スクミリンゴガイPomacea canaliculataは南米原産の淡水巻貝で、現在では日本を含めアジアの多くの国でイネの有害種となっている。水路や池を含む広域的な本種の個体群抑制のためには、天敵の利用が期待されている。特に、クサガメChinemys reevesiiは、室内実験で貝捕食能力が高いことが判明しており、野外での個体数も多い。このため、本研究では、屋外におけるクサガメによるスクミリンゴガイの密度抑制効果を調べた。

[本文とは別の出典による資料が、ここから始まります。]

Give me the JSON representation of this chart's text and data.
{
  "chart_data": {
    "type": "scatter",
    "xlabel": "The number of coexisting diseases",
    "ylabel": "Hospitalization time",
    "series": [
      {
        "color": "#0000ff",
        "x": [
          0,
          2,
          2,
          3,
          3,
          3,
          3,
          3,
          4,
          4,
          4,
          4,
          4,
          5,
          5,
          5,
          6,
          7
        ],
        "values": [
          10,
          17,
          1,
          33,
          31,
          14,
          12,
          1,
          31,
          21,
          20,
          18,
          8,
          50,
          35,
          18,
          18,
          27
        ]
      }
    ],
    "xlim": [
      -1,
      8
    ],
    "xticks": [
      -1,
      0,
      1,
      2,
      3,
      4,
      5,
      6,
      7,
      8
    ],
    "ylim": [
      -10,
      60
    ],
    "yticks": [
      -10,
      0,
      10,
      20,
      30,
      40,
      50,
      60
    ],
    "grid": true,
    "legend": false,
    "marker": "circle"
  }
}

2005年8月から10月の8週間、浅い池を模した2m2の容器を用いて、クサガメを放飼する区(オスガメ区・メスガメ区)としない区(コントロール区)2反復ずつ実験を行った。各容器には実験開始時に殻高1-3cmの貝200個体を放飼し、毎週個体数調査を行い、その結果を踏まえて6週目の終わりまでの毎週、最大400個体の貝を補充した。

その結果、放飼した貝の合計は、コントロール区では200個体、メスガメ区で2200個体、オスガメ区で2600個体となった。コントロール区の貝密度は初期値がほぼ維持されたのに対し、カメ区では密度が低くなり、4週目以降は生存率も0.1以下とコントロール区より有意に低くなった。最終的な累積死亡貝数は、メスガメ区で2188個体、オスガメ区で2597個体となった。なお、クサガメの放飼により、スクミリンゴガイの潜土行動が誘発されること、貝の餌として与えたウキクサ類が非常に多く残ることも認められた。

以上より、クサガメ1個体の捕食量は8週間で貝2000個体以上となり、クサガメの捕食効果は非常に高いことが判明した。また、クサガメによる植物への正の間接効果も確認された。ただし、水田など貝密度が低い場所では、本実験より捕食効果が低くなると考えられる。